"You don't happen to have one about you?"
Barron hesitated and fumbled, and at last produced from his breast-pocket the letter to Dawes, which he had again borrowed from its owner that morning. Meynell put it into a drawer of his writing-table without looking at it.
The two men moved toward the door.
"As to any appeal to you on behalf of a delicate and helpless lady—" said Meynell, betraying emotion for the first time—"that I suppose is useless. But when one remembers her deeds of kindness in this village, her quiet and irreproachable life amongst us all these years, one would have thought that any one bearing the Christian name would have come to me as the Rector of this village on one errand only—to consult how best to protect her from the spread of a cruel and preposterous story! You—I gather—propose to make use of it in the interests of your own Church party."
Barron straightened himself, resenting at once what seemed to him the intrusion of the pastoral note.
"I am heartily sorry for her"—he said coldly. "Naturally it is the women who suffer in these things.
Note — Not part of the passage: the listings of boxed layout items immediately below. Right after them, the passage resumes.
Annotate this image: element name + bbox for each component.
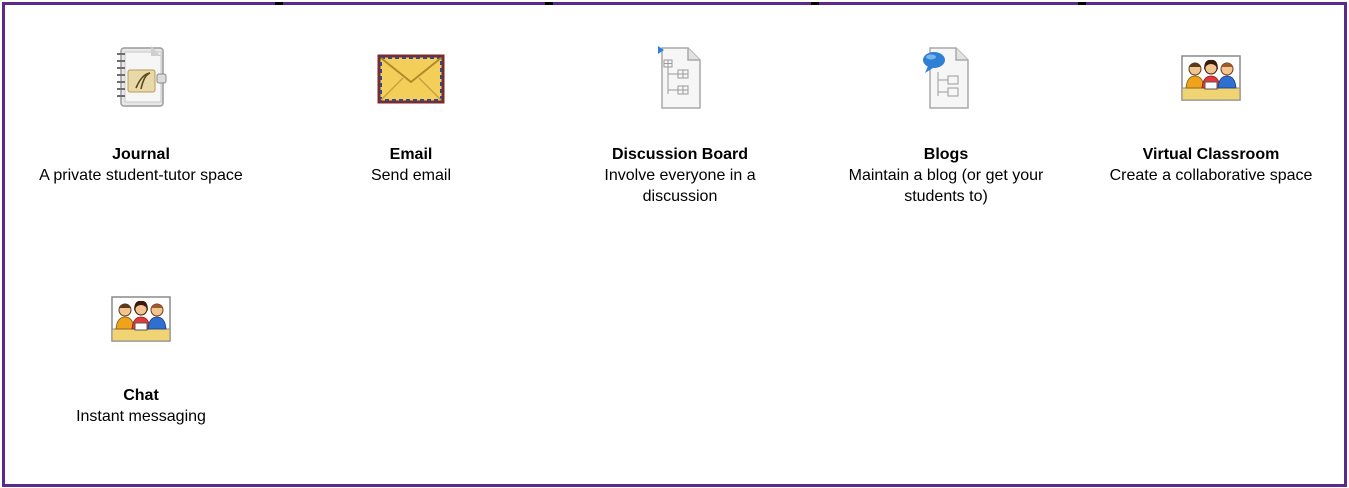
tool-title: Chat [123,387,159,404]
envelope-icon [377,54,445,104]
tool-chat[interactable]: Chat Instant messaging [11,283,271,427]
frame-tick [811,2,819,5]
tool-description: Involve everyone in a discussion [604,167,756,205]
tool-description: Maintain a blog (or get your students to… [848,167,1044,205]
tool-blogs[interactable]: Blogs Maintain a blog (or get your stude… [816,42,1076,207]
tool-journal[interactable]: Journal A private student-tutor space [11,42,271,186]
blog-icon [923,47,969,109]
chat-icon [111,296,171,342]
tool-title: Email [389,146,433,163]
tool-email[interactable]: Email Send email [281,42,541,186]
tool-virtual-classroom[interactable]: Virtual Classroom Create a collaborative… [1081,42,1341,186]
tool-description: Instant messaging [76,408,206,425]
discussion-board-icon [658,46,701,109]
frame-tick [275,2,283,5]
tool-description: Create a collaborative space [1109,167,1313,184]
tool-title: Journal [112,146,170,163]
tool-title: Virtual Classroom [1142,146,1280,163]
tool-title: Blogs [923,146,969,163]
tool-description: A private student-tutor space [39,167,243,184]
tool-discussion-board[interactable]: Discussion Board Involve everyone in a d… [550,42,810,207]
frame-tick [1078,2,1086,5]
tools-panel: Journal A private student-tutor space Em… [2,2,1347,487]
tool-description: Send email [370,167,452,184]
tool-title: Discussion Board [611,146,749,163]
journal-icon [117,46,167,107]
frame-tick [545,2,553,5]
classroom-icon [1181,55,1241,101]
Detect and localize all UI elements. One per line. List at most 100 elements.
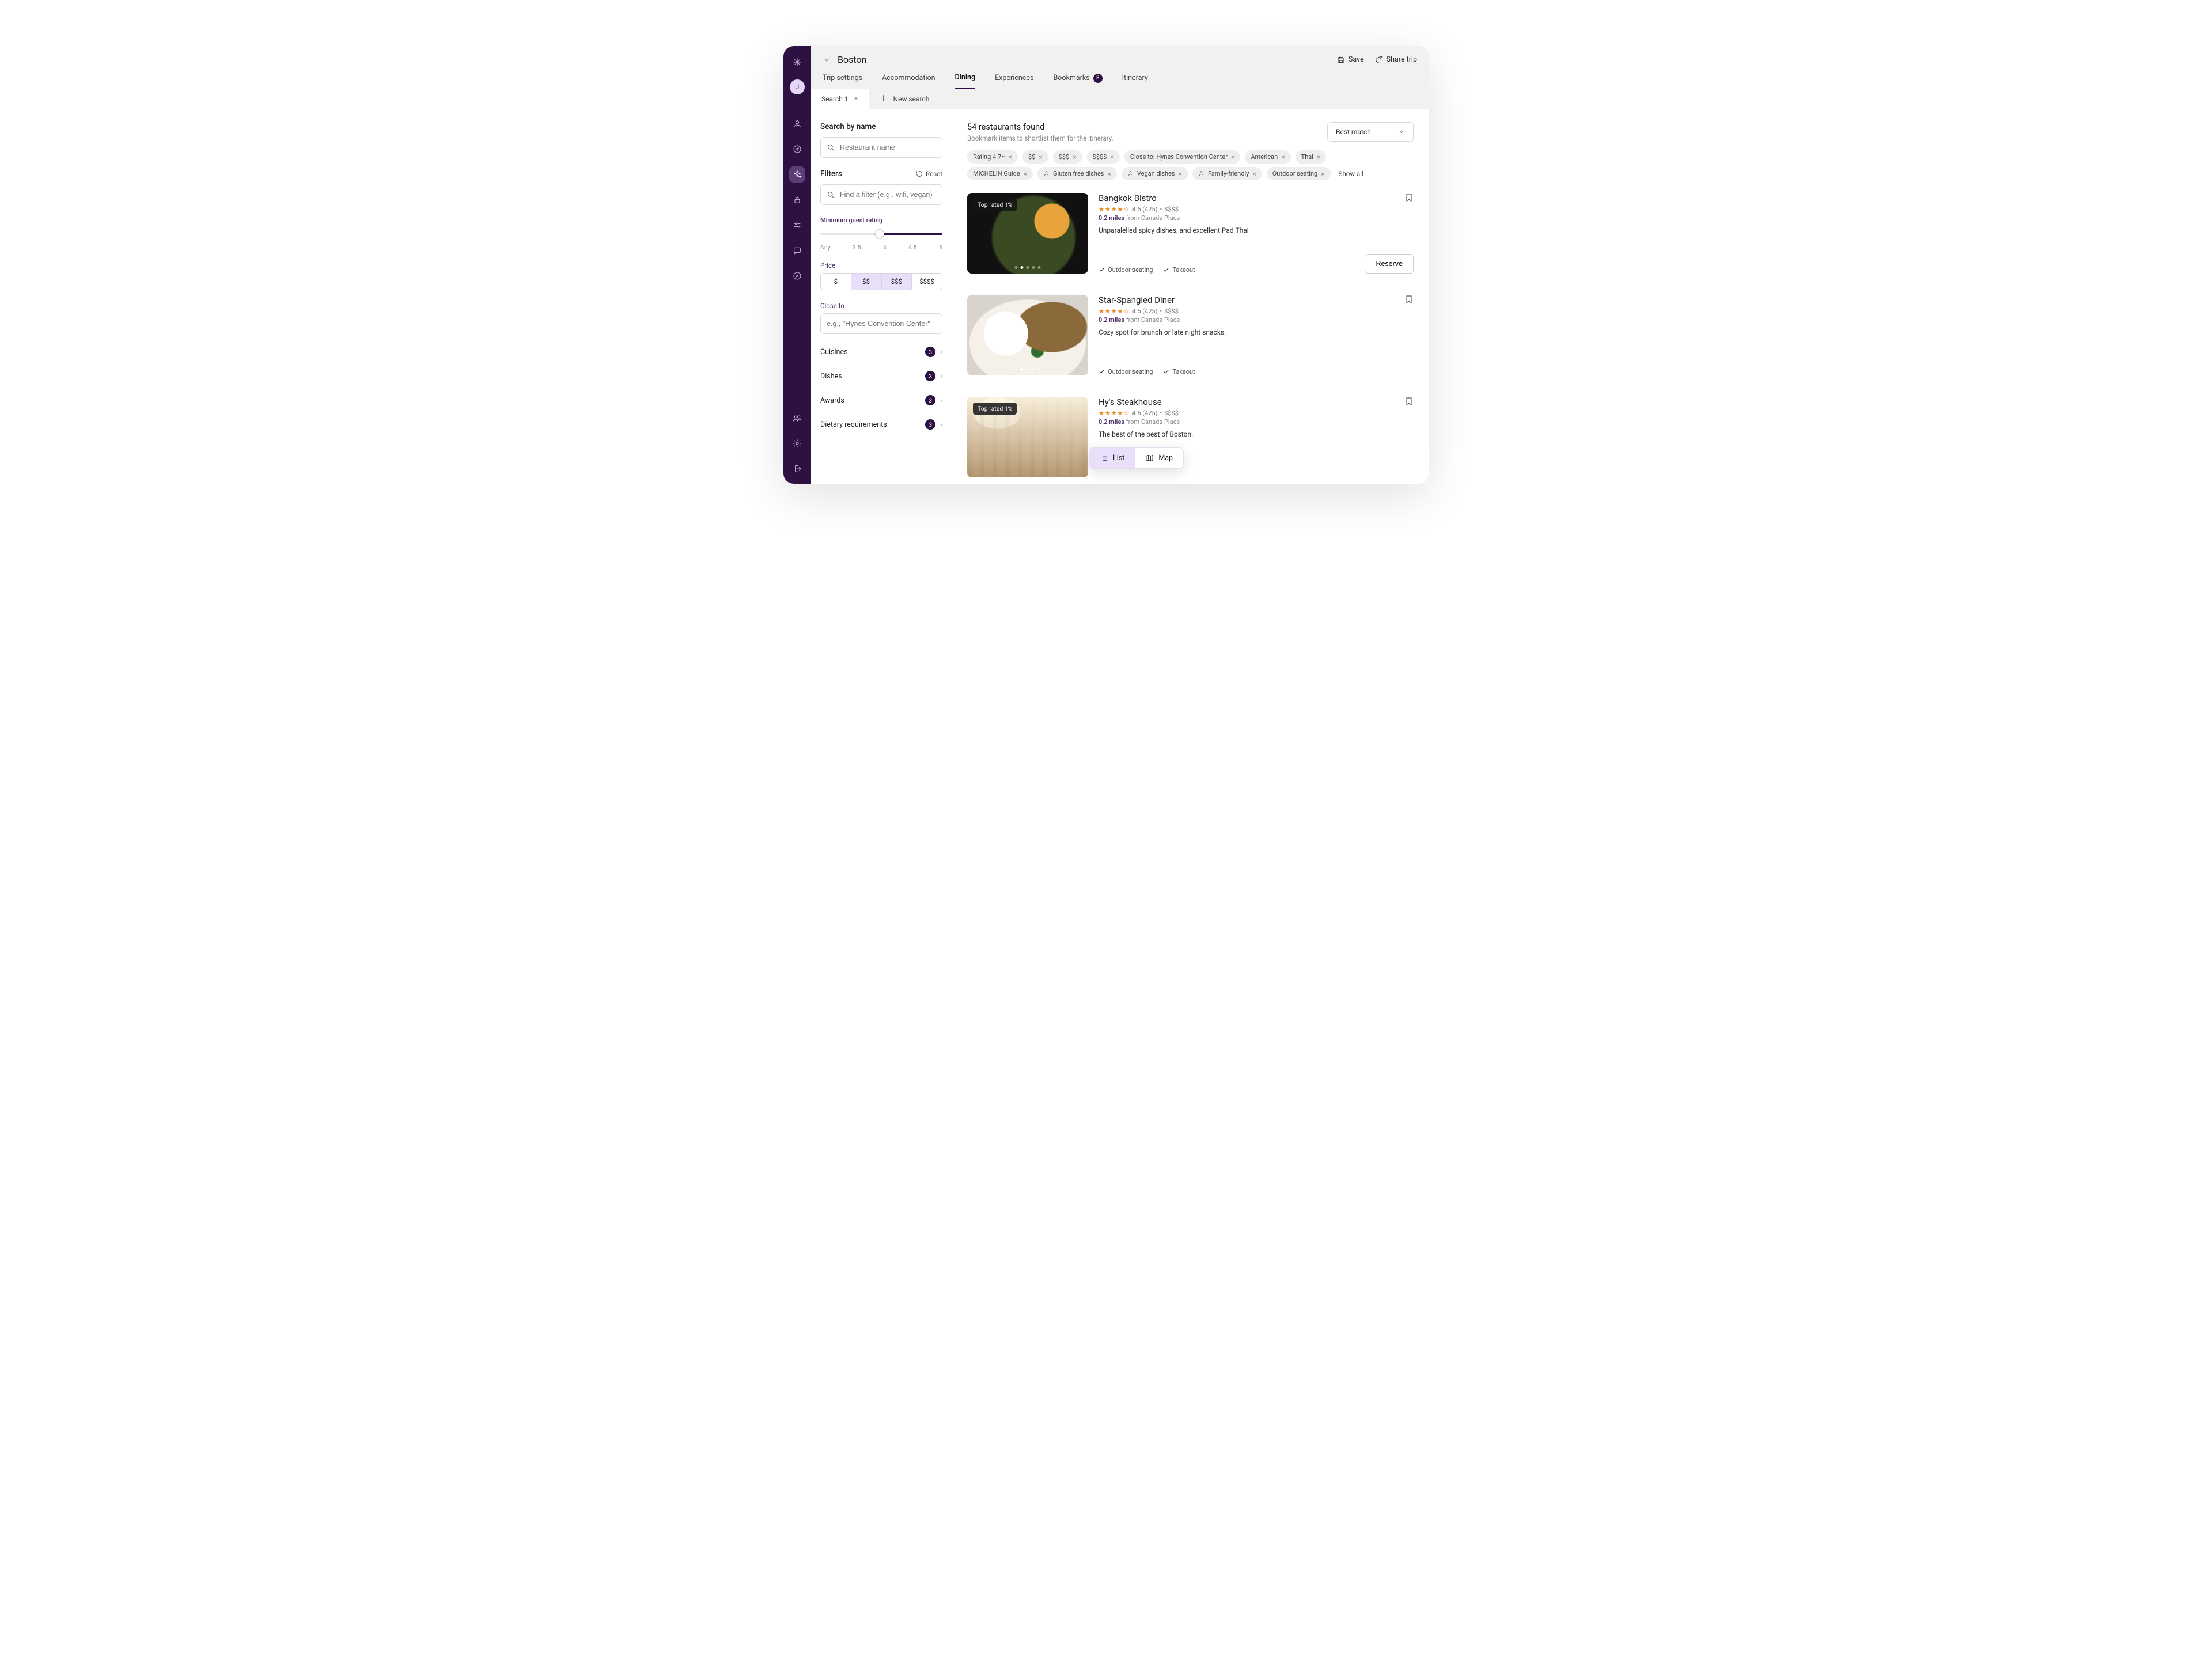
share-button[interactable]: Share trip [1374,55,1417,64]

But of course you are right—though you put the matter from your own point of view—in assuming that I regard this as no ordinary scandal. I am not at liberty to treat it as such. The honour concerned—is the honour of the Church. To show the intimate connection of creed and life may be a painful—it is also an imperative duty!"
He threw back his head with a passion which, as Meynell clearly recognized, was not without its touch of dignity.
Meynell stepped back.
"We have talked enough, I think. You will of course take the course that seems to you best, and I shall take mine. I bid you good day."